Я развернулся, перекинул бутылку в левую руку, а правой выхватил револьвер.

Лазарус завопил:

— Нет!

Его приятель завопил:

— Не надо!

Затем мой кольт начал стрелять, поднимая пыль вокруг него. Он вскочил на ноги. Он начал дергаться.

— Стой смирно! — заорал я.

Он замер и стал взывать к небесам.

— Пожалуйста! Не надо! Не стреляй!

— Нечего беспокоиться, — сказал я ему, аккуратно целясь в грудь. — Доктор Лазарус тебя оживит.

Лазарус хмыкнул:

— Сдается мне, нас раскусили.

— Он меня убить собирается!

Покачав головой, я убрал кольт в кобуру.

Похоже, мертвый парень испытал изрядное облегчение. Он подошел к нам, опасливо косясь в мою сторону. По пути, он сунул руку в карман брюк и вытащил за хвост какого-то грызуна. Выглядел он плоским, будто на него наступили. Он отбросил его и тот хлопнулся в гроб.

— Как он нас раскусил? — спросил он Лазаруса.

— Ты меня по имени назвал, балбес.

— Еще кое-что, — сказал я, весьма довольный собой. Впервые после бойни на биваке я не чувствовал себя отвратительно и даже обнаружил, что улыбаюсь. — И как, мошенник, вам действительно удается дурачить людей этим спектаклем?

— Скорее да, чем нет, — ответил Лазарус.

Его компаньон подошел к нам. Даже без дохлятины в кармане пахло от него не очень свежо.
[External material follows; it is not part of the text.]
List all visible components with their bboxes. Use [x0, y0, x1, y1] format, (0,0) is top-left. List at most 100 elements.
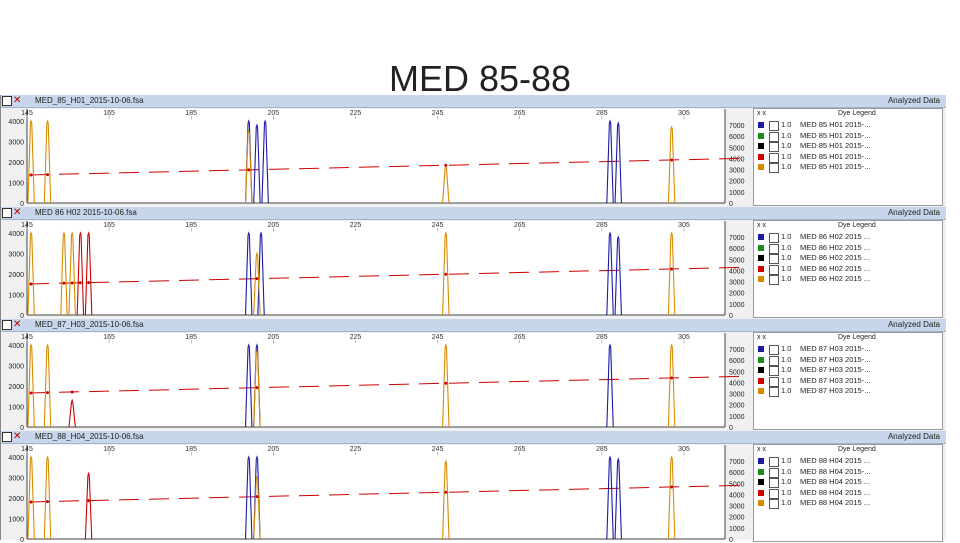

— Меня зовут Элай, — представился он и протянул руку.

Той же самой рукой он выкидывал гнилую тушку, так что пожимать ее я не стал, а вместо этого коснулся края шляпы.

— Тревор Бентли, — отрекомендовался я.

— Рад, что ты меня свинцом не нашпиговал. Хочешь лакрицы?

Он сунул в руку в другой карман и достал оттуда палочку.

Палочка лакрицы напомнила мне о Саре и о том, как мы всегда ели такие конфеты, приезжая в город. Я слегка взгрустнул, но отвлекся, обнаружив, что Элай пользуется лакрицей, чтобы начернить себе губы и язык. Зубы тоже зачернились. До этого я видел, что они были серого цвета, что на истину было не похоже, после смерти такого с человеческими зубами не должно происходить.

— Нет, спасибо, — сказал я, не желая иметь дело с тем, что он подержал в руках. — Не хочу, чтобы у меня язык почернел.

Они оба засмеялись. Элай оторвал кусок лакрицы и принялся жевать.

— Шею гуталином намазал? — поинтересовался я.

Лазарус похлопал меня по плечу:

— Ты слишком шустрый для таких, как мы.

— А как ты сделал лицо такого цвета? — спросил я Элая.

— Пеплом, — ответил тот. Лизнув палец, не обращая внимания, что хватался им за дохлятину из кармана, он провел им по лицу, стирая серый налет. Под ним обнаружилась румяная кожа. Элай разулыбался так, будто открыл мне тайну мироздания.

— Вы, парни, безусловно решили сыграть со мной довольно злую шутку.

— Торговля есть торговля, — сказал Лазарус. — Никаких расстройств, я надеюсь.

— Ну, выступили вы живенько. Вы не пробовали эту штуку на двух негодяях, что встретили передо мной?

Лазарус покачал головой.

— Упустили мы возможность. Они слишком быстро приблизились. Могли заметить Элая.

— Значит, ты не в гробу путешествуешь? — спросил я у «покойника».

Он ухмыльнулся, двигая челюстью и демонстрируя мне вымазанные лакрицей зубы.

— Там маленько тесновато.

— Так я и думал. И еще маленько воняет.

— Элай не обращает внимания на запах.

— Угу, — сказал тот и откусил еще кусок лакрицы.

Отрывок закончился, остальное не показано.